Le Gouvernement subventionne un projet des Nations Unies dans la région de Trifinio, au Guatemala, à hauteur de 125 000 euros
Un technicien de la Direction Générale de Coopération et Immigration a visité ce projet et 11 autres subventionnés par le Ministère du pays
PALMA, 9 janvier () –
Le Département de Familles et Affaires Sociales, à travers la Direction Générale de Coopération et Immigration, a alloué 125 000 euros au projet « Gouvernance locale pour la gestion intégrée de la mobilité humaine dans la zone de Trifinio, Guatemala », réalisé par l’ONU Développement Programme (PNUD).
Comme l’a rapporté le département ce mardi dans un communiqué, après les mois de novembre et décembre, un technicien de coopération du ministère, José Francisco Giménez, s’est rendu sur place pour suivre le projet.
Au cours de son séjour, il a contacté les migrants de passage à Trifinio et a participé à des ateliers organisés par le PNUD pour former les membres des conseils de développement communautaire, qui sont des groupes légalement reconnus pour promouvoir le développement durable au niveau local et qui, par conséquent, favorisent l’amélioration de gouvernance démocratique à travers la participation citoyenne.
También pudo visitar la Casa del Migrante de San José, en la frontera con El Salvador, donde se proporciona comida, higiene, un lugar donde dormir y atención médica y psicológica, así como ocio para los niños, a los 200 migrantes que de media pasan tous les jours.
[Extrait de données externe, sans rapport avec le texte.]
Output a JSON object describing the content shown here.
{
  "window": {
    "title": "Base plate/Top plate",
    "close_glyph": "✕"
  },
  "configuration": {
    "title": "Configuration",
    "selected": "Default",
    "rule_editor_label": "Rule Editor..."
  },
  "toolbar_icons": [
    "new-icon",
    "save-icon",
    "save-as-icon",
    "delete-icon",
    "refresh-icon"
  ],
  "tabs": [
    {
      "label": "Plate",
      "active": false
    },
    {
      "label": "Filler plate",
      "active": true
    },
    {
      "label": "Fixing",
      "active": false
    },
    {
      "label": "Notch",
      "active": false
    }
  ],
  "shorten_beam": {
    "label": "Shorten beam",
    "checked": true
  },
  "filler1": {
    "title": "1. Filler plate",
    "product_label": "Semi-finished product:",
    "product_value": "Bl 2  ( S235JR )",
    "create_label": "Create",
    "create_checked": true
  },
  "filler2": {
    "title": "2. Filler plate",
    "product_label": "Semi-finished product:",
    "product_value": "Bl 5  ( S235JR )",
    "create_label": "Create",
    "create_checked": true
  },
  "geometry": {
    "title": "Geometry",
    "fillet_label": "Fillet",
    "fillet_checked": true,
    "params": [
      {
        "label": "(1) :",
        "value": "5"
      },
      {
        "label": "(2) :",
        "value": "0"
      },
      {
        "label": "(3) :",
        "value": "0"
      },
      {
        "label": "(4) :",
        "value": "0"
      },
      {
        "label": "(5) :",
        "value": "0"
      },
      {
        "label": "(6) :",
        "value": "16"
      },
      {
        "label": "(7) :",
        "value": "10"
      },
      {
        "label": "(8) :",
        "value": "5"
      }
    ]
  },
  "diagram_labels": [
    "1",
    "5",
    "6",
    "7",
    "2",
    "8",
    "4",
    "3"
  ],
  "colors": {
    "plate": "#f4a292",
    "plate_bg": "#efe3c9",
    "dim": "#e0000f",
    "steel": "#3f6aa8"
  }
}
EL TRIFINIO, ZONE DE MIGRATION
La zone de Trifinio coïncide avec les frontières du Guatemala, du Honduras et du Salvador, ce qu’on appelle le Triangle du Nord de l’Amérique centrale, c’est pourquoi elle est devenue l’un des couloirs migratoires les plus importants et les plus dangereux au monde.
Chaque jour, les municipalités frontalières reçoivent des milliers de migrants en transit vers les États-Unis qui recherchent une protection internationale en raison de différentes situations à risque, ce qui provoque d’importantes tensions dans les services locaux et une surcharge des ressources sociales, sanitaires, économiques et écologiques.
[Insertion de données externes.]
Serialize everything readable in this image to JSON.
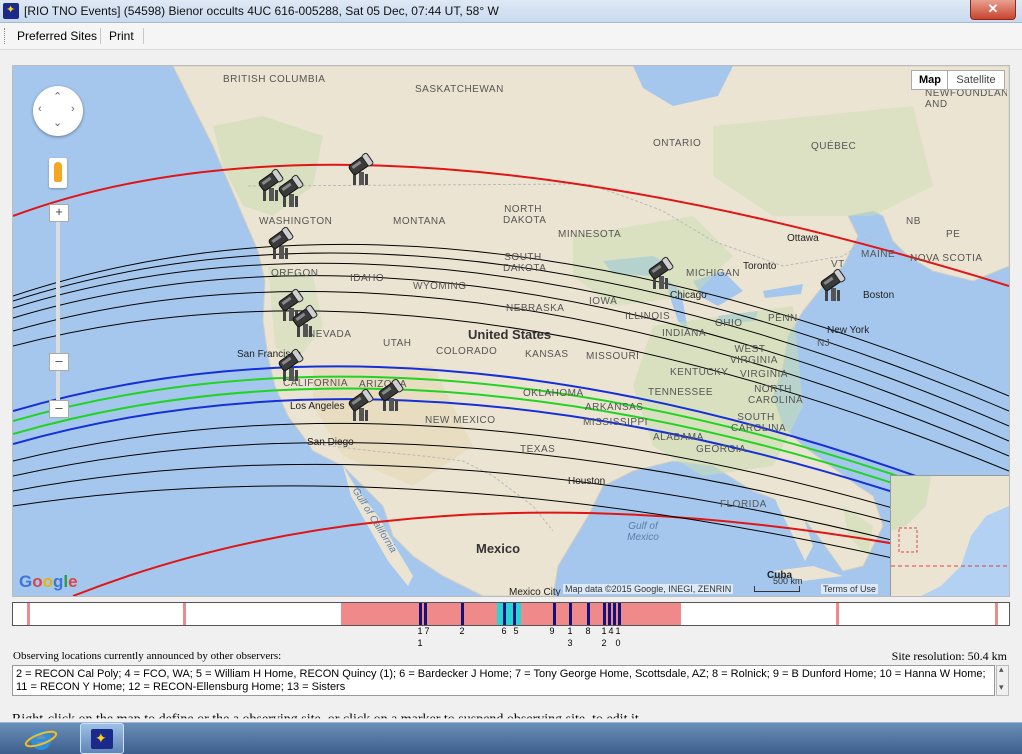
{
  "window": {
    "title": "[RIO TNO Events] (54598) Bienor occults 4UC 616-005288, Sat 05 Dec, 07:44 UT, 58° W",
    "close_label": "✕"
  },
  "menu": {
    "items": [
      "Preferred Sites",
      "Print"
    ]
  },
  "map": {
    "map_type": {
      "map_label": "Map",
      "satellite_label": "Satellite",
      "selected": "Map"
    },
    "attribution": "Map data ©2015 Google, INEGI, ZENRIN",
    "scale_label": "500 km",
    "terms_label": "Terms of Use",
    "google_logo": "Google",
    "labels": {
      "countries": [
        "United States",
        "Mexico",
        "Cuba"
      ],
      "provinces": [
        "BRITISH COLUMBIA",
        "SASKATCHEWAN",
        "ONTARIO",
        "QUÉBEC",
        "NEWFOUNDLAND AND LABRADOR",
        "NB",
        "PE",
        "NOVA SCOTIA"
      ],
      "states": [
        "WASHINGTON",
        "MONTANA",
        "NORTH DAKOTA",
        "MINNESOTA",
        "SOUTH DAKOTA",
        "OREGON",
        "IDAHO",
        "WYOMING",
        "NEBRASKA",
        "IOWA",
        "ILLINOIS",
        "INDIANA",
        "OHIO",
        "MICHIGAN",
        "PENN",
        "NEVADA",
        "UTAH",
        "COLORADO",
        "KANSAS",
        "MISSOURI",
        "KENTUCKY",
        "WEST VIRGINIA",
        "VIRGINIA",
        "NORTH CAROLINA",
        "CALIFORNIA",
        "ARIZONA",
        "NEW MEXICO",
        "OKLAHOMA",
        "ARKANSAS",
        "TENNESSEE",
        "MISSISSIPPI",
        "ALABAMA",
        "GEORGIA",
        "SOUTH CAROLINA",
        "TEXAS",
        "FLORIDA",
        "MAINE",
        "VT",
        "NJ"
      ],
      "cities": [
        "Ottawa",
        "Toronto",
        "Boston",
        "New York",
        "San Francisco",
        "Los Angeles",
        "San Diego",
        "Houston",
        "Chicago",
        "Mexico City"
      ],
      "waters": [
        "Gulf of California",
        "Gulf of Mexico"
      ]
    },
    "icons": {
      "telescope": "telescope-icon",
      "navigation": "pan-control-icon",
      "pegman": "pegman-icon"
    },
    "colors": {
      "limit_line": "#e01515",
      "shadow_edge": "#1530d8",
      "center_line": "#21d421",
      "sigma_lines": "#000000",
      "land": "#ece4d2",
      "water": "#a5c7ee"
    }
  },
  "strip": {
    "numbers_row1": [
      "1",
      "7",
      "2",
      "6",
      "5",
      "9",
      "1",
      "8",
      "1",
      "4",
      "1"
    ],
    "numbers_row2": [
      "1",
      "3",
      "2",
      "0"
    ]
  },
  "observers": {
    "heading": "Observing locations currently announced by other observers:",
    "resolution": "Site resolution: 50.4 km",
    "list_text": "2 = RECON Cal Poly; 4 = FCO, WA; 5 = William H Home, RECON Quincy (1); 6 = Bardecker J Home; 7 = Tony George Home, Scottsdale, AZ; 8 = Rolnick; 9 = B Dunford Home; 10 = Hanna W Home; 11 = RECON Y Home; 12 = RECON-Ellensburg Home; 13 = Sisters"
  },
  "footer": {
    "truncated_text": "Right-click on the map to define or the a observing site, or click on a marker to suspend observing site, to edit it"
  }
}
Les migrants viennent principalement du Nicaragua, du Salvador, du Honduras, du Guatemala, du Venezuela, d’Haïti et de Cuba et fuient le crime organisé, les gangs et les trafiquants de drogue, ou encore les conflits politiques et les problèmes économiques de leur pays d’origine.
En outre, ces derniers mois, on a constaté une augmentation de la migration internationale en provenance d’Afrique et d’Asie, qui emprunte également la route migratoire vers le nord.
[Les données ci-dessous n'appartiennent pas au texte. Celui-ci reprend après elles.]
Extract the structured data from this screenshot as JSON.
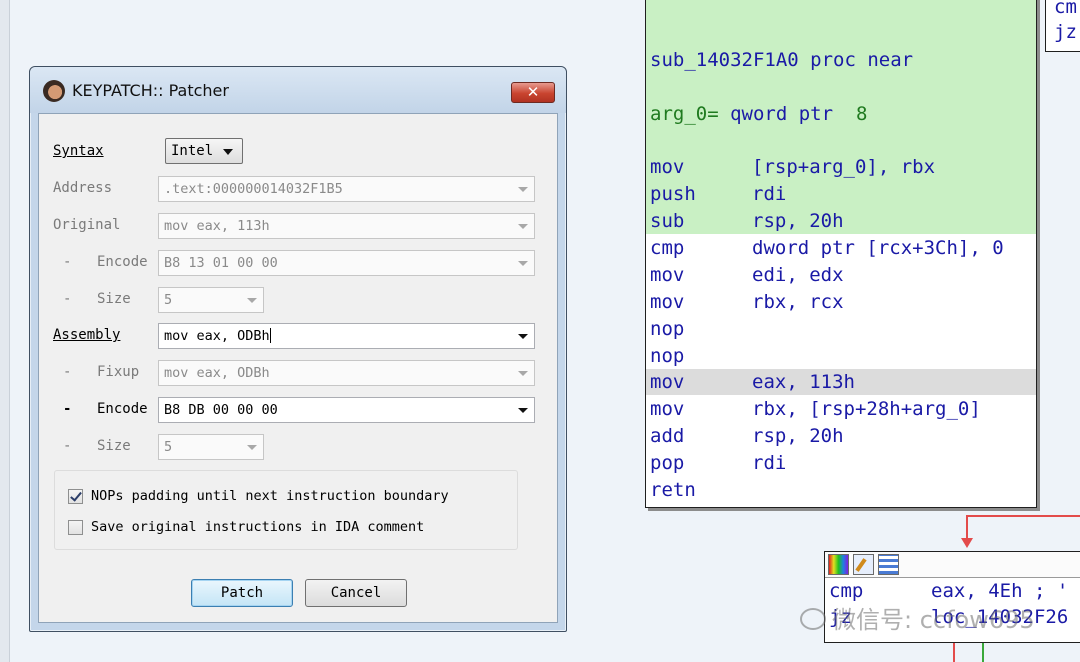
{
  "dialog": {
    "title": "KEYPATCH:: Patcher",
    "close_glyph": "✕",
    "syntax": {
      "label": "Syntax",
      "value": "Intel"
    },
    "address": {
      "label": "Address",
      "value": ".text:000000014032F1B5"
    },
    "original": {
      "label": "Original",
      "value": "mov eax, 113h"
    },
    "original_encode": {
      "label": "Encode",
      "value": "B8 13 01 00 00"
    },
    "original_size": {
      "label": "Size",
      "value": "5"
    },
    "assembly": {
      "label": "Assembly",
      "value": "mov eax, ODBh"
    },
    "fixup": {
      "label": "Fixup",
      "value": "mov eax, ODBh"
    },
    "new_encode": {
      "label": "Encode",
      "value": "B8 DB 00 00 00"
    },
    "new_size": {
      "label": "Size",
      "value": "5"
    },
    "dash": "-",
    "options": {
      "nop_padding": {
        "label": "NOPs padding until next instruction boundary",
        "checked": true
      },
      "save_comment": {
        "label": "Save original instructions in IDA comment",
        "checked": false
      }
    },
    "patch_label": "Patch",
    "cancel_label": "Cancel"
  },
  "ida": {
    "proc_header": {
      "name": "sub_14032F1A0",
      "kw": "proc near"
    },
    "arg_decl": {
      "name": "arg_0=",
      "type": "qword ptr",
      "value": "8"
    },
    "lines": [
      {
        "mn": "mov",
        "op": "[rsp+arg_0], rbx"
      },
      {
        "mn": "push",
        "op": "rdi"
      },
      {
        "mn": "sub",
        "op": "rsp, 20h"
      },
      {
        "mn": "cmp",
        "op": "dword ptr [rcx+3Ch], 0"
      },
      {
        "mn": "mov",
        "op": "edi, edx"
      },
      {
        "mn": "mov",
        "op": "rbx, rcx"
      },
      {
        "mn": "nop",
        "op": ""
      },
      {
        "mn": "nop",
        "op": ""
      },
      {
        "mn": "mov",
        "op": "eax, 113h"
      },
      {
        "mn": "mov",
        "op": "rbx, [rsp+28h+arg_0]"
      },
      {
        "mn": "add",
        "op": "rsp, 20h"
      },
      {
        "mn": "pop",
        "op": "rdi"
      },
      {
        "mn": "retn",
        "op": ""
      }
    ],
    "topright": [
      "cm",
      "jz"
    ],
    "block2": [
      {
        "mn": "cmp",
        "op": "eax, 4Eh ; '"
      },
      {
        "mn": "jz",
        "op": "loc_14032F26"
      }
    ]
  },
  "watermark": "微信号: ccfow695",
  "colors": {
    "ida_green": "#c9f0c4",
    "ida_text": "#1a1aa6",
    "highlight_row": "#dcdcdc",
    "edge_red": "#e34b4b",
    "edge_green": "#3aa83a"
  }
}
ONZE PROJETS SUBVENTIONNÉS PAR LE DÉPARTEMENT AU GUATEMALA
En plus de celui-ci, Giménez a visité 11 autres projets qui reçoivent une aide du ministère. Parmi eux, trois ont été subventionnés l’année dernière à hauteur de 125 000 euros chacun.
D’une part, il a vérifié les tâches de collecte et de canalisation de l’eau dans les départements de Quezaltenango et San Marcos réalisées par la Fondation Musol à travers le projet « Amélioration de l’exercice du droit humain à l’eau et à l’assainissement » et qui a permis de fournir de l’eau potable à plus de 300 familles et à l’école de la région.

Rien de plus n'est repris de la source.